Thursday, September 30, 2010

Department of Redundancy Department

With just over a month to go before the crucial mid-term elections, one vote is already in.

We are sick and tired of the radio and tv commercials that the candidates are putting on.  They're redundant, and repetitive,  they say the same things over and over, and what's more, they are redundant.  And we are sick and tired of hearing them, because they are are repetitious, and, one might say, duplicative.

They pretty much follow the same pattern: when you want to smear the opponent, get black - and - white photos of them trying lingually to remove a raspberry seed from a molar at a church picnic.  Bonus points if their eyes and mouth are seemingly set in a sneer.

Then, have your announcer with the voice of doom read: "Dick Senormous wants to double your taxes and cut your income in half.  Can't we do better than that?" Then have your announcer go with the lightly-sprightly approach and say "Gabriel Angel for Governor...because the other guy is coming to take your children away."


Then, have your Mr Candidate Angel call in on the phone to record this: "I'm Gabe Angel and I approve this message"  and tack that on the end of the spot.  That way, the public says, "Gabe Angel is so busy trying to prevent the utility companies from cutting power off to transplant patients that he couldn't even take time to go to the studio to record that message. What a wonderful man he is. We must vote for him as much as we can."

If you're not out to smear the other person in the race, but just want to make your person look like the second coming of Franklin Delano Reagan (as if!), you roll archival footage of immigrants at Ellis Island and kids being cared for in Appalachian hospitals and you have a wistful-voiced Mason Adams-kind of announcer say:

"Amanda Reckonwith  left her native land to come here and heal the sick and disenchanted.  She'll do the same for you...if you care enough to vote..."

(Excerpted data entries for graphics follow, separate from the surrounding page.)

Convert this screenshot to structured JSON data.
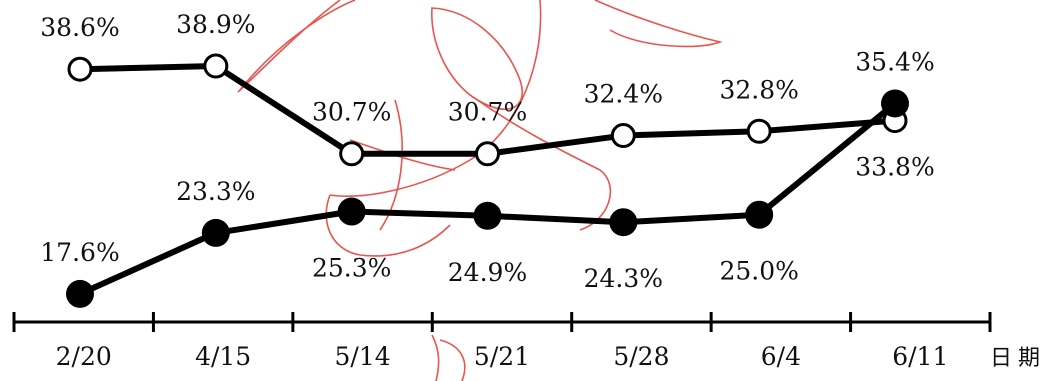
{
  "chart_data": {
    "type": "line",
    "x_unit_label": "日期",
    "categories": [
      "2/20",
      "4/15",
      "5/14",
      "5/21",
      "5/28",
      "6/4",
      "6/11"
    ],
    "series": [
      {
        "marker": "open-circle",
        "values": [
          38.6,
          38.9,
          30.7,
          30.7,
          32.4,
          32.8,
          33.8
        ],
        "labels": [
          "38.6%",
          "38.9%",
          "30.7%",
          "30.7%",
          "32.4%",
          "32.8%",
          "33.8%"
        ]
      },
      {
        "marker": "filled-circle",
        "values": [
          17.6,
          23.3,
          25.3,
          24.9,
          24.3,
          25.0,
          35.4
        ],
        "labels": [
          "17.6%",
          "23.3%",
          "25.3%",
          "24.9%",
          "24.3%",
          "25.0%",
          "35.4%"
        ]
      }
    ],
    "legend": "none",
    "grid": false,
    "colors": {
      "line": "#000000",
      "watermark": "#e8423c"
    }
  }
}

And the other kind of ad is something we are just a wee bit tired of too.  Down in Anne Arundel County, MD (known around here as "Anne Darundel" County, and no one knows why) there is a huge fight going on about whether to have a slot machine parlor at a megamall that is, honestly, the size of a small city.  Opponents claim that honest clean-livin' reg'lar folk don't want the atria of their mall to be sullied by the presence of ambling gamblers and slutty slotters. Proponents claim that the county will reap $400 million dollars for teachers, cops and firefighters if the voters will just allow a slot machine parlor on the mall parking lot.  Their ads drone on ceaselessly.  I say, why not settle the matter by yanking the crank on a slot machine?  If it comes up three cherries, bring it on, bulldozers!  Three lemons, and the purity and sanctity of a mall with very few homicides of late will be maintained. 

Just the way Gabe Angel would like it.